Here the spirit requested Toppleton's permission to leave the Aunt Sallie for a moment. The head was getting too full of smoke for comfort.

"I'll just sit over here on the waste basket until the smoke has a chance to get out," he said. "If I don't, it will be the ruin of me."

"All right," returned Toppleton. "I suppose when a man is reduced to nothing but a voice, it is rather destructive to his health to get diluted with tobacco smoke. But, I say, that was a pretty tough condition of affairs in your house I should say. Poetic mother, do-nothing father, small income and a baby. How did you manage to live?"

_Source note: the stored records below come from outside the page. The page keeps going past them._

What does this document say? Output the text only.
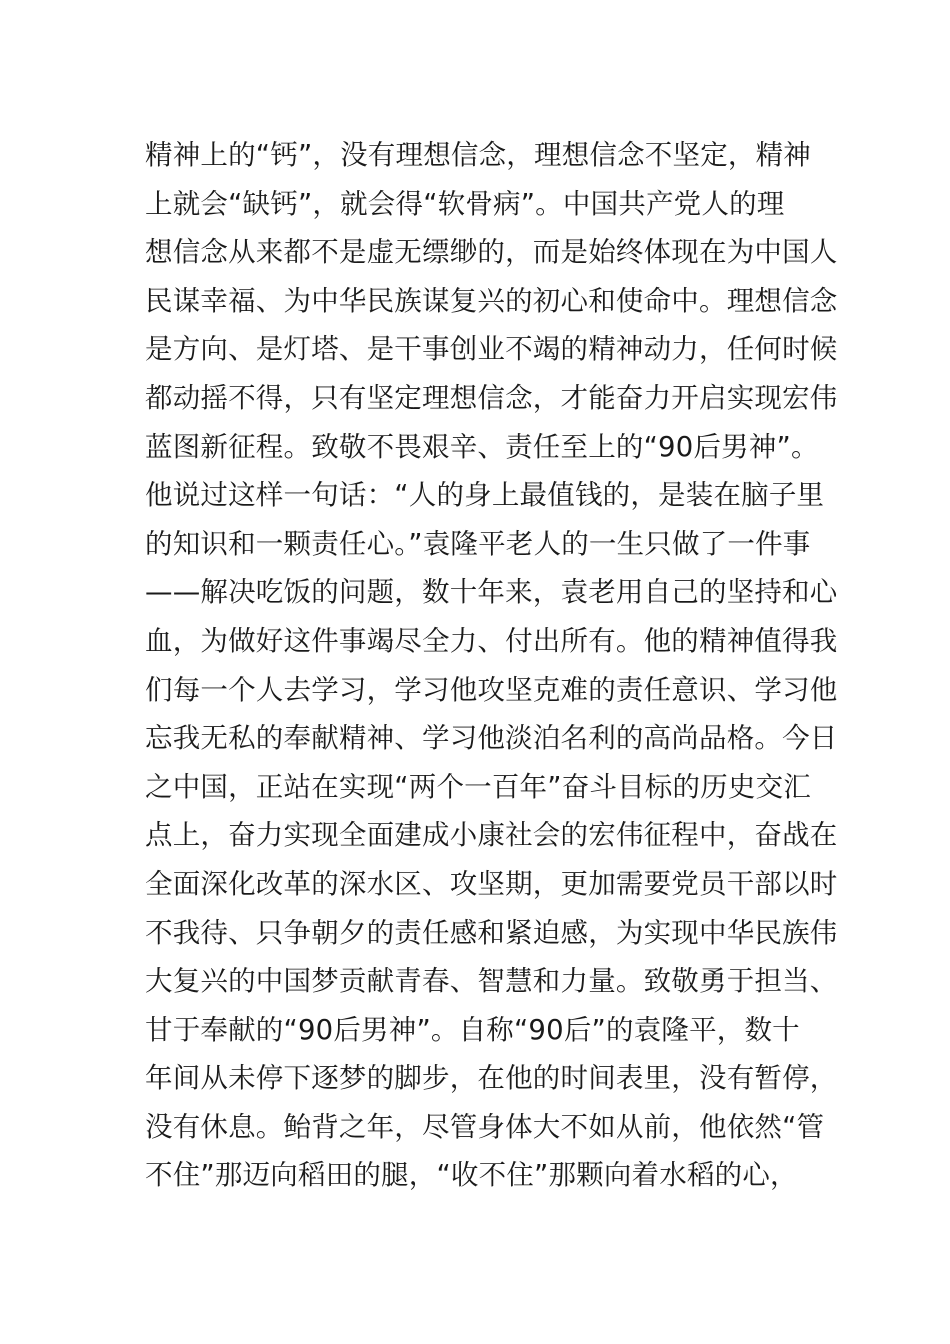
精神上的“钙”，没有理想信念，理想信念不坚定，精神
上就会“缺钙”，就会得“软骨病”。中国共产党人的理
想信念从来都不是虚无缥缈的，而是始终体现在为中国人
民谋幸福、为中华民族谋复兴的初心和使命中。理想信念
是方向、是灯塔、是干事创业不竭的精神动力，任何时候
都动摇不得，只有坚定理想信念，才能奋力开启实现宏伟
蓝图新征程。致敬不畏艰辛、责任至上的“90后男神”。
他说过这样一句话：“人的身上最值钱的，是装在脑子里
的知识和一颗责任心。”袁隆平老人的一生只做了一件事
——解决吃饭的问题，数十年来，袁老用自己的坚持和心
血，为做好这件事竭尽全力、付出所有。他的精神值得我
们每一个人去学习，学习他攻坚克难的责任意识、学习他
忘我无私的奉献精神、学习他淡泊名利的高尚品格。今日
之中国，正站在实现“两个一百年”奋斗目标的历史交汇
点上，奋力实现全面建成小康社会的宏伟征程中，奋战在
全面深化改革的深水区、攻坚期，更加需要党员干部以时
不我待、只争朝夕的责任感和紧迫感，为实现中华民族伟
大复兴的中国梦贡献青春、智慧和力量。致敬勇于担当、
甘于奉献的“90后男神”。自称“90后”的袁隆平，数十
年间从未停下逐梦的脚步，在他的时间表里，没有暂停，
没有休息。鲐背之年，尽管身体大不如从前，他依然“管
不住”那迈向稻田的腿，“收不住”那颗向着水稻的心，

"Oh, we lived well enough," replied the spirit. "The income was large enough to pay the rent and keep father from hunger and thirst – particularly the latter. Mother, being a poet, didn't eat anything to speak of, and I fed on cow's milk. We had a cow chiefly because her appetite kept the grass cut, and when I came along she served an additional useful purpose. In the matter of clothing we did first rate. Mother's trousseau lasted as long as she did, and father never needed anything more than the suit he was married in. Inheriting my mother's poetic traits, and my father's tendency to let things come as they might and go as they would, it is hardly strange that as I grew older I became addicted to habits of indecision; that I lacked courage when a slight display of that quality meant success; that I was invariably found wanting in the little crises which make up existence in this sphere; that I always let slip the opportunities which were mine, and that at those tides of my own affairs which taken at the flood would have led on to fortune, I was always high and dry somewhere out of reach, and that, in consequence, all the voyage of my life has been bound in shallows and in miseries, as my mother would have said."

"Your mother must have been a diligent student of Shakespeare," Toppleton retorted, resenting the spirit's appropriation to his mother of the great singer's words, and also taking offence at the implied reflection upon his own reading.